Written by Shannon Vavra
Malicious software samples uploaded by U.S. Cyber Command to VirusTotal on Wednesday are associated with campaigns from Lazarus Group, an advanced persistent threat group linked with North Korea, two cybersecurity researchers told CyberScoop.
Lazarus is an umbrella name that typically describes hacking activity which advances Pyongyang’s interests. The group is especially known for its financial motivations, such as abusing the Society for Worldwide Interbank Financial Telecommunication (SWIFT) monetary transfer system and for hacking banks, according to Adam Meyers, vice president of intelligence at CrowdStrike. The instance Wednesday marks the second time in as many months Cyber Command added malware details to the VirusTotal security repository as part of an information sharing effort with the private sector.
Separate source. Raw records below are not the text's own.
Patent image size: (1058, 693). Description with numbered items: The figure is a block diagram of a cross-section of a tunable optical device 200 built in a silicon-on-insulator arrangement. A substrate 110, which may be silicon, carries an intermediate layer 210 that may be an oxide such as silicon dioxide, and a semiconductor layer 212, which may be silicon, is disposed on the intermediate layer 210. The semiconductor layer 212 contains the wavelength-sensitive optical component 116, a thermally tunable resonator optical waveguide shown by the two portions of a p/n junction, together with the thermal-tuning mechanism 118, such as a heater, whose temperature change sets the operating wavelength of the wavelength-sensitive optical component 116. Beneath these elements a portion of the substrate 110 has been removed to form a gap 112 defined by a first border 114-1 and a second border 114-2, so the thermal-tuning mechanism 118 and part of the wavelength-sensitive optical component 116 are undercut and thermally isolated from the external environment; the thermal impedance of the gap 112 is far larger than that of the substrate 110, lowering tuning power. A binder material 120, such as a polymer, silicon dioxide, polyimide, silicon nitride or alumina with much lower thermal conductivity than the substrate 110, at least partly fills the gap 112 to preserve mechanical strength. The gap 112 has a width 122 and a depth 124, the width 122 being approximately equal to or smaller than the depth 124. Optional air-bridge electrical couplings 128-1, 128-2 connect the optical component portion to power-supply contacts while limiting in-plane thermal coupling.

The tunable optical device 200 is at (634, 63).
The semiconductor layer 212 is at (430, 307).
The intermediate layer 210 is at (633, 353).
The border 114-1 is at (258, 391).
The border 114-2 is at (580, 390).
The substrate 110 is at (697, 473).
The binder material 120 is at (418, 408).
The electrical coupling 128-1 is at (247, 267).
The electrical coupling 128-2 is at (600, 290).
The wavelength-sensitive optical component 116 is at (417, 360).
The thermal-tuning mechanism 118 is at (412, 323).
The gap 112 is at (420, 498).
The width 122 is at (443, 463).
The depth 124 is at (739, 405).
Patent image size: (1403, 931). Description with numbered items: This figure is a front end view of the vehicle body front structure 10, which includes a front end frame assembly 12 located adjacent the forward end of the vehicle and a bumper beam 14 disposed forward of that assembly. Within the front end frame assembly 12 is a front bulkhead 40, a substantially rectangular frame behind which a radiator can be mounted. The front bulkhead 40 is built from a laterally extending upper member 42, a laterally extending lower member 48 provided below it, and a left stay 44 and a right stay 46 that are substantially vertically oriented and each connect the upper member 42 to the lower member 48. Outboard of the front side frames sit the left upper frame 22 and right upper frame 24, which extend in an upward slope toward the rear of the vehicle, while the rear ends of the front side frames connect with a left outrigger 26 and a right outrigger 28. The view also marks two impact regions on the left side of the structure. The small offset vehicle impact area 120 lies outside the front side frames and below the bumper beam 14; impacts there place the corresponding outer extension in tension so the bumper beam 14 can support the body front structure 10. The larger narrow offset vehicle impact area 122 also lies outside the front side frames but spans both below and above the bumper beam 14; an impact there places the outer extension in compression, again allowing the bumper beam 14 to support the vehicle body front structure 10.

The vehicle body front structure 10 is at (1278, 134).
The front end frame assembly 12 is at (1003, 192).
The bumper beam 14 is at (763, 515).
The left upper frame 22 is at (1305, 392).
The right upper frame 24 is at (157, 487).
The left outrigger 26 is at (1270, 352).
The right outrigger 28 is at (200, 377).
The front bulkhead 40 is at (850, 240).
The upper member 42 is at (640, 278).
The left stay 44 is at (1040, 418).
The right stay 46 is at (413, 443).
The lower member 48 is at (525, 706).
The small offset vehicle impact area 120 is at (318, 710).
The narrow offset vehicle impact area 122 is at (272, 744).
Researchers from cybersecurity firms Symantec and CrowdStrike said they have seen the two malware samples in this case (available here and here) associated with Lazarus Group. The technical capabilities of the malware strains were not immediately clear.
The last samples Cyber Command shared were linked with Iran, as CyberScoop previously reported.
Lazarus Group often uses password-protected executables and secure deletion functions to conceal its nefarious activity from victims, according to Meyers, of CrowdStrike.
Cyber Command would not comment on attribution, as has been its standard practice with VirusTotal releases.
“The Cyber National Mission Force is releasing malware as part of the U.S. Cyber Command persistent engagement methodology,” a spokesperson told CyberScoop. “Recognizing the value of collaboration with the cybersecurity industry and public sector, the [Cyber National Mission Force] is continuing to share malware samples it believes will have the greatest impact on improving global security.”
This update also comes as the federal government’s wider information sharing program is maturing. In the last VirusTotal release, Cyber Command gave advance warning of the release to the Department of Homeland Security, which also included the private sector, as CyberScoop first reported.
Some of Lazarus Group’s activity has stemmed from sanctions slapped on North Korea, which have starved Kim Jong-un’s government of financial resources, Meyers notes. The Lazarus Group targeted SWIFT after sanctions banned North Korea from that international financial network in 2017, for instance.
A leaked United Nations report recently sent to the U.N. Security Council’s North Korea sanctions committee says Pyongyang has used 35 cyberattacks to steal $2 billion to fund its weapons programs. The regime “used cyber-space to launch increasingly sophisticated attacks to steal funds from financial institutions and cryptocurrency exchanges to generate income,” the report’s authors wrote, according to the BBC.
This Cyber Command release comes just days after North Korea claims it launched a new kind of short-range ballistic missile in violation of United Nations resolutions. It’s the third instance of the regime claiming to have tested a new ballistic missile or rocket system in the last month, according to the New York Times.